LAB:05

Web Scrapping with Python and Beautiful Soup

OBJECTIVES:
- to understand and implement web scrapping using Python.

THEORY:
Web scraping is the automated process of extracting data from websites, using software (bots/crawlers) to fetch web pages, parse their HTML code, and pull out specific information like prices, text, or contacts, saving it into structured formats like spreadsheets or databases for analysis, market research, or price comparison, often used when APIs aren't available or manual copying is too slow.

Beautiful Soup is a Python package for parsing HTML and XML documents, including those with malformed markup.
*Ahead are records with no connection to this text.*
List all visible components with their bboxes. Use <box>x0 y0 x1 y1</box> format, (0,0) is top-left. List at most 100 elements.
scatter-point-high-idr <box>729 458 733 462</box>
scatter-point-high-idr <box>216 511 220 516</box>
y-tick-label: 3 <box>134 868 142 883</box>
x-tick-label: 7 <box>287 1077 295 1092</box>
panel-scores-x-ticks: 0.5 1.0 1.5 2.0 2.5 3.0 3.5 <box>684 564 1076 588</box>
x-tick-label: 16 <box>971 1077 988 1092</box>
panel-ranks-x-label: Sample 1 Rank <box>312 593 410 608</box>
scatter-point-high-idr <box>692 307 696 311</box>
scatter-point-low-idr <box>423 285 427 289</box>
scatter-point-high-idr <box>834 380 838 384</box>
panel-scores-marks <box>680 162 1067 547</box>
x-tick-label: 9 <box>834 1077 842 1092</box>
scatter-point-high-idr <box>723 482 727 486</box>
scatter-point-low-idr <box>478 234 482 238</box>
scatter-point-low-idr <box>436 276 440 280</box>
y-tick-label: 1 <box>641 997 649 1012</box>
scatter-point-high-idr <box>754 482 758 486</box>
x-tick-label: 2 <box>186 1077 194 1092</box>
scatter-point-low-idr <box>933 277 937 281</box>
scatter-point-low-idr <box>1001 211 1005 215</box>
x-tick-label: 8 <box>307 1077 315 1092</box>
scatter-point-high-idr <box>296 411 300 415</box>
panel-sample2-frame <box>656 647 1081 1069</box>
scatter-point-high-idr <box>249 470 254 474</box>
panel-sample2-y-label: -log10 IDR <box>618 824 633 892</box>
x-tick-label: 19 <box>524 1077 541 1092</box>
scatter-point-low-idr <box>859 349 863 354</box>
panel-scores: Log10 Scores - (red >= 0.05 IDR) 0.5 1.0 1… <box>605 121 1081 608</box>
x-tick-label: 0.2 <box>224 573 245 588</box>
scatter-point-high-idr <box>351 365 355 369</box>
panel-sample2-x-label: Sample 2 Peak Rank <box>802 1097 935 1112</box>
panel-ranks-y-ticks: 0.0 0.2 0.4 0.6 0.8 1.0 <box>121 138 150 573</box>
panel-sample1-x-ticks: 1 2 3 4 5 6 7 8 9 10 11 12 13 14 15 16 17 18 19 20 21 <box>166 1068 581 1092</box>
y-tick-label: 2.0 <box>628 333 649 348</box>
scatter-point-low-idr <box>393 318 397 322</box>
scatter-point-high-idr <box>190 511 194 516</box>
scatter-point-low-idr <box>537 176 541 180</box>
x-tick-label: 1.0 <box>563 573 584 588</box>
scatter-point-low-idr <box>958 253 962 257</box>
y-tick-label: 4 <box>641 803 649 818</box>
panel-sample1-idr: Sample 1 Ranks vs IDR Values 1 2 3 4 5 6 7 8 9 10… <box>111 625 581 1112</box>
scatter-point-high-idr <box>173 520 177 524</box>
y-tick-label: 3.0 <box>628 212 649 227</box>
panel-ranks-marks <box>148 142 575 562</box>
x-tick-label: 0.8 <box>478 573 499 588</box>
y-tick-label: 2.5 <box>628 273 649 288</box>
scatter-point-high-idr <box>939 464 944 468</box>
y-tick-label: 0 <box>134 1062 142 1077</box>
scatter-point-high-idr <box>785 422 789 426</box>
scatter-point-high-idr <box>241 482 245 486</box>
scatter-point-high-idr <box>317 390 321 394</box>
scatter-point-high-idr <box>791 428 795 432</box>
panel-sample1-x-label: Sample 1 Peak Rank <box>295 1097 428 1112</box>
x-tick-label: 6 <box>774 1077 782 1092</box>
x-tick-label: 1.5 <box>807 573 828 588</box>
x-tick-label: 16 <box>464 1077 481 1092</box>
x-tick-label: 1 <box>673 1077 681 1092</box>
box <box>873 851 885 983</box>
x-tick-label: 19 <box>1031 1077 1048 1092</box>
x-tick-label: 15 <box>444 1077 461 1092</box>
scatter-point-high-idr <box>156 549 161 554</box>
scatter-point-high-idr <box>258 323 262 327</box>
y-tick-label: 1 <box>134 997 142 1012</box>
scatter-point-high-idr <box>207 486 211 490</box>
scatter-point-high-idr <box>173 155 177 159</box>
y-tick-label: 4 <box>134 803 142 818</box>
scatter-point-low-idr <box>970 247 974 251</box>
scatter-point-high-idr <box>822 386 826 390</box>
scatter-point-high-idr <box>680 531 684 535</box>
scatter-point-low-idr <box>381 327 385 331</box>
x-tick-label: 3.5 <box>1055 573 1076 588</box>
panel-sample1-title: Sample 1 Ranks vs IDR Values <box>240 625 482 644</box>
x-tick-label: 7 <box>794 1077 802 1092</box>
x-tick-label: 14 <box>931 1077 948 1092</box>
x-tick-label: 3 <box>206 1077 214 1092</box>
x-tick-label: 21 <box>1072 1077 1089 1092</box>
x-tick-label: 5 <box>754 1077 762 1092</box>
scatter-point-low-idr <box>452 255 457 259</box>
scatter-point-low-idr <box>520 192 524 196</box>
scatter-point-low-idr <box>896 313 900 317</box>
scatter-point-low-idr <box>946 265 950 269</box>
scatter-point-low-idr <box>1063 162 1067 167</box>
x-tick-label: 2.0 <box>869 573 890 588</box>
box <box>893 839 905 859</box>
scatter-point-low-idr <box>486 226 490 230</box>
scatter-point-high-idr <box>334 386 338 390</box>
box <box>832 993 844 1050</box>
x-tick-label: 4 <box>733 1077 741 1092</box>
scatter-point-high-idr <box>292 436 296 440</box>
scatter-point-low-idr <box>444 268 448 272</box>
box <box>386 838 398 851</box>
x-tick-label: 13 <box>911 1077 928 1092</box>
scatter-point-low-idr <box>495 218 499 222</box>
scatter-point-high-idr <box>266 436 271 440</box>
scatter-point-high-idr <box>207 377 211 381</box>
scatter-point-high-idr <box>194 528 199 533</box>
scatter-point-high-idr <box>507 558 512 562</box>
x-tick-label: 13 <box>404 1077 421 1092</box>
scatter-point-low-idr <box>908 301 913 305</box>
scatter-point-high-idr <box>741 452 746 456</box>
It creates a parse tree for documents that can be used to extract data from HTML, which is useful for web scraping.

In [1]:
import requests
from bs4 import BeautifulSoup

url = "https://www.geeksforgeeks.org"

try:
    # Send HTTP GET request
    response = requests.get(url, timeout=10)

    # Raise error for bad HTTP status codes (4xx, 5xx)
    response.raise_for_status()

    # Parse HTML content
    soup = BeautifulSoup(response.text, "html.parser")

    # Extract and print the title
    if soup.title:
        print("Page Title:", soup.title.string)
    else:
        print("Title tag not found.")

except requests.exceptions.HTTPError as http_err:
    print("HTTP error occurred:", http_err)

except requests.exceptions.ConnectionError:
    print("Network connection error occurred.")

except requests.exceptions.Timeout:
    print("Request timed out.")

except requests.exceptions.RequestException as err:
    print("An error occurred:", err)

finally:
    print("Request processing completed.")



Page Title: GeeksforGeeks | Your All-in-One Learning Portal
Request processing completed.


In [7]:
import requests
from bs4 import BeautifulSoup

url = "https://example.com"

try:
    response= requests.get(url, timeout=10)

    response.raise_for_status()

    response.encoding = response.apparent_encoding

    soup = BeautifulSoup(response.text, "html.parser")
    table =soup.find("table")
    for row in table.find_all("tr"):
        cols=row.find_all(["th","td"])
        data=[col.get_text(strip=True)for col in cols]
        print(data)
    
except requests.exceptions.Timeout:
    print("Request timed out")

except requests.exceptions.HTTPError:
    print("HTTP error occured (4xx or 5xx reaponse)")

except requests.exceptions.RequestException:
    print("Network related error")

except AttributeError:
    print("Table not found on the webpage")

except Exception as e:
    print("Unexpected error", e)

Table not found on the webpage


In [2]:
import requests
from bs4 import BeautifulSoup

url = "https://www.geeksforgeeks.org"

try:
    response = requests.get(url, timeout=10)
    response.raise_for_status()

    soup = BeautifulSoup(response.text, "html.parser")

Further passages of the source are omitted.